Opinion
Planned Protest: Silencing Organisers With Loud Propaganda
Planned Protest: Silencing Organisers With Loud Propaganda
If there will be a nationwide protest as planned on August 1, it may not be loud like the propaganda this government has rolled out to demonise it.
The news about the protest has gone viral than the planned protest itself and in a way provided the shield that the present government is looking for in the face of economic downturn.
President Bola Ahmed Tinubu has just shown he is the master of the game with his government steady propaganda to kill the spirit of those behind the protest.
There is sympathy for this administration now as many impending protesters are gradually withdrawing from the rally and dissociating themselves from the faceless organisers.
As the human rights lawyer, Mr. Femi Falana put it, “protest is a fundamental rights of the citizens and there is nothing wrong in staging a nationwide protest.”
However, Falana said that he would not be participating in the protest because no one had contacted him and that he did not know the organisers.
To Professor Pat Utomi, a political economist, the protest is good of it will be peaceful but then he added that he would not be participating in a protest he did not know the organisers.
To Utomi, the protest can be hijacked by hoodlums, “I will not be joining the protesters. As a matter of fact, no one has contacted me.”
The National Association of Nigerian Students, NAN had kicked out of the protests, the pan Yoruba sociopolitical group, Afenifere, the Ohanaeze Ndigbo do not support any violent protest.
It seems the government’s propaganda is working and had succeeded in painting the protest as evil that should not be allowed to take place no matter how peaceful it may turn out to be.
In Lagos the body of chairmen of the 57 local government and local council development areas , Conference 57, are mobilising against the planned protest everyday.
According to the faceless organisers via social media platforms, the rally is tagged “Protest Against Bad Government” and described as Day of Rage by a few of them.
Some of their request is the release of the IPOB leader, Nnamdi Kanu, return of fuel subsidy, N250,000 minimum salary, review of the country’s constitution among other things.
The government is scared and since the call for the protest, President Bola Tinubu had been meeting with various stakeholders on why the rally should not hold.
With the propaganda, it is no longer fanciful for any individual or group to take to the street again just to draw attention to the prevalence of bad governance in Nigeria.
The massive response and propaganda of the Tinubu Government to the threat of protest has drawn more attention to the inefficacy of Government response to the economic hardships faced by Nigerians than any protest would have done.
According to the former president of the Nigeria Bar Association, NBA, JB Daisy, the response of government had drawn attention to the stark and present ills afflicting our poor nation.
Starting with the declaration by the majority of the Ulama (religious clerics) that protests is haram, to the capitulation by youth groups, NANS, Up National, Real Transport’ Local, State and Federal Government employees and various pockets of the organised private sector that they would not be participating in any planned protests, the event is dead and only alive in name and the orchestrators of its demise.
He said the NSA and other key Tinubu loyalists must be preening with pride and a sense of fulfillment that they have achieved the impossible.
However, after all is said and done, Daudu said that all what the protests sought to draw attention to is still staring at us in the face.
“Although, we are mindful and indeed aware that the present travails of a crashed economy did not start in the past 12 months but came upon us in my view as a cumulation of General Buhari’s visionless 8 years in power, we must still hold the present Government as being vicariously liable for the hardships imposed on Nigerians by the Buhari Government, since the process of governance is a continuum.
Having disengaged all these groups from protesting at a massive financial cost, at least, if the cost of publicity is taken into consideration, although we know that all these groups did not back down or out because they were persuaded by Government’s contrary arguments or out of the goodness of their hearts.
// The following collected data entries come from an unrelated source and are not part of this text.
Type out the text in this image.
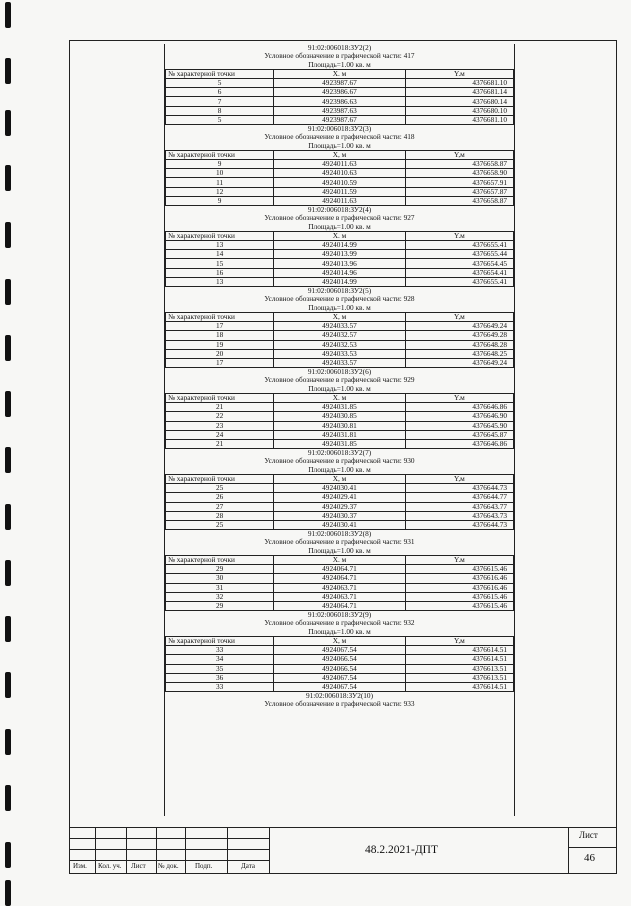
91:02:006018:ЗУ2(2)
Условное обозначение в графической части: 417
Площадь=1.00 кв. м
№ характерной точки	X. м	Y.м
5	4923987.67	4376681.10
6	4923986.67	4376681.14
7	4923986.63	4376680.14
8	4923987.63	4376680.10
5	4923987.67	4376681.10
91:02:006018:ЗУ2(3)
Условное обозначение в графической части: 418
Площадь=1.00 кв. м
№ характерной точки	X, м	Y,м
9	4924011.63	4376658.87
10	4924010.63	4376658.90
11	4924010.59	4376657.91
12	4924011.59	4376657.87
9	4924011.63	4376658.87
91:02:006018:ЗУ2(4)
Условное обозначение в графической части: 927
Площадь=1.00 кв. м
№ характерной точки	X. м	Y.м
13	4924014.99	4376655.41
14	4924013.99	4376655.44
15	4924013.96	4376654.45
16	4924014.96	4376654.41
13	4924014.99	4376655.41
91:02:006018:ЗУ2(5)
Условное обозначение в графической части: 928
Площадь=1.00 кв. м
№ характерной точки	X, м	Y,м
17	4924033.57	4376649.24
18	4924032.57	4376649.28
19	4924032.53	4376648.28
20	4924033.53	4376648.25
17	4924033.57	4376649.24
91:02:006018:ЗУ2(6)
Условное обозначение в графической части: 929
Площадь=1.00 кв. м
№ характерной точки	X. м	Y.м
21	4924031.85	4376646.86
22	4924030.85	4376646.90
23	4924030.81	4376645.90
24	4924031.81	4376645.87
21	4924031.85	4376646.86
91:02:006018:ЗУ2(7)
Условное обозначение в графической части: 930
Площадь=1.00 кв. м
№ характерной точки	X, м	Y,м
25	4924030.41	4376644.73
26	4924029.41	4376644.77
27	4924029.37	4376643.77
28	4924030.37	4376643.73
25	4924030.41	4376644.73
91:02:006018:ЗУ2(8)
Условное обозначение в графической части: 931
Площадь=1.00 кв. м
№ характерной точки	X. м	Y.м
29	4924064.71	4376615.46
30	4924064.71	4376616.46
31	4924063.71	4376616.46
32	4924063.71	4376615.46
29	4924064.71	4376615.46
91:02:006018:ЗУ2(9)
Условное обозначение в графической части: 932
Площадь=1.00 кв. м
№ характерной точки	X, м	Y,м
33	4924067.54	4376614.51
34	4924066.54	4376614.51
35	4924066.54	4376613.51
36	4924067.54	4376613.51
33	4924067.54	4376614.51
91:02:006018:ЗУ2(10)
Условное обозначение в графической части: 933
Изм. Кол. уч. Лист № док. Подп.	Дата
48.2.2021-ДПТ
Лист
46
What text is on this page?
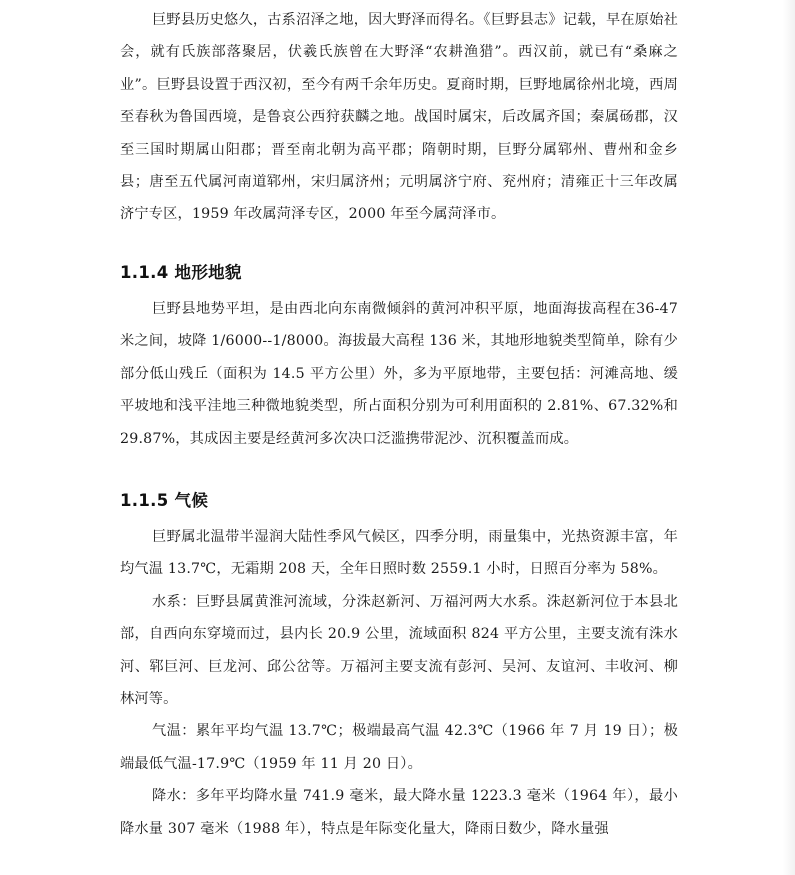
巨野县历史悠久，古系沼泽之地，因大野泽而得名。《巨野县志》记载，早在原始社会，就有氏族部落聚居，伏羲氏族曾在大野泽“农耕渔猎”。西汉前，就已有“桑麻之业”。巨野县设置于西汉初，至今有两千余年历史。夏商时期，巨野地属徐州北境，西周至春秋为鲁国西境，是鲁哀公西狩获麟之地。战国时属宋，后改属齐国；秦属砀郡，汉至三国时期属山阳郡；晋至南北朝为高平郡；隋朝时期，巨野分属郓州、曹州和金乡县；唐至五代属河南道郓州，宋归属济州；元明属济宁府、兖州府；清雍正十三年改属济宁专区，1959 年改属菏泽专区，2000 年至今属菏泽市。

1.1.4 地形地貌

巨野县地势平坦，是由西北向东南微倾斜的黄河冲积平原，地面海拔高程在36-47 米之间，坡降 1/6000--1/8000。海拔最大高程 136 米，其地形地貌类型简单，除有少部分低山残丘（面积为 14.5 平方公里）外，多为平原地带，主要包括：河滩高地、缓平坡地和浅平洼地三种微地貌类型，所占面积分别为可利用面积的 2.81%、67.32%和 29.87%，其成因主要是经黄河多次决口泛滥携带泥沙、沉积覆盖而成。

1.1.5 气候

巨野属北温带半湿润大陆性季风气候区，四季分明，雨量集中，光热资源丰富，年均气温 13.7℃，无霜期 208 天，全年日照时数 2559.1 小时，日照百分率为 58%。

水系：巨野县属黄淮河流域，分洙赵新河、万福河两大水系。洙赵新河位于本县北部，自西向东穿境而过，县内长 20.9 公里，流域面积 824 平方公里，主要支流有洙水河、郓巨河、巨龙河、邱公岔等。万福河主要支流有彭河、吴河、友谊河、丰收河、柳林河等。

气温：累年平均气温 13.7℃；极端最高气温 42.3℃（1966 年 7 月 19 日）；极端最低气温-17.9℃（1959 年 11 月 20 日）。

降水：多年平均降水量 741.9 毫米，最大降水量 1223.3 毫米（1964 年），最小降水量 307 毫米（1988 年），特点是年际变化量大，降雨日数少，降水量强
What is left unsaid must have induced this collective lethargy and reluctance to protest and draw attention to the present political and economic travails of Nigeria today.
Government handlers should therefore not be too quick to pat themselves on the back for having at great financial cost quashed a legitimate move to draw attention to our present hardships and by so doing jolt government into taking the right good governance measures so as to arrest the present slide into anarchy. A planned protest is the least of the problems, what government should be wary about is the protests that may come without warning and probably from within government itself. That is where the danger lies.
However, in all this rhetoric to halt or ground the people’s right to express dissent or protest bad governance, since FGN has not told us how it will take Nigeria out of the present travails of crippling insecurity, economic hardships, unabashed corruption, injustice, etc it means then that the principles of the protest are in place and indeed, the protest has achieved its objective. What remains is for us to continue to call Government to account by demanding at all times for a solution to the present problems as opposed to the window dressing that is going on. A word they say is enough for the wise.”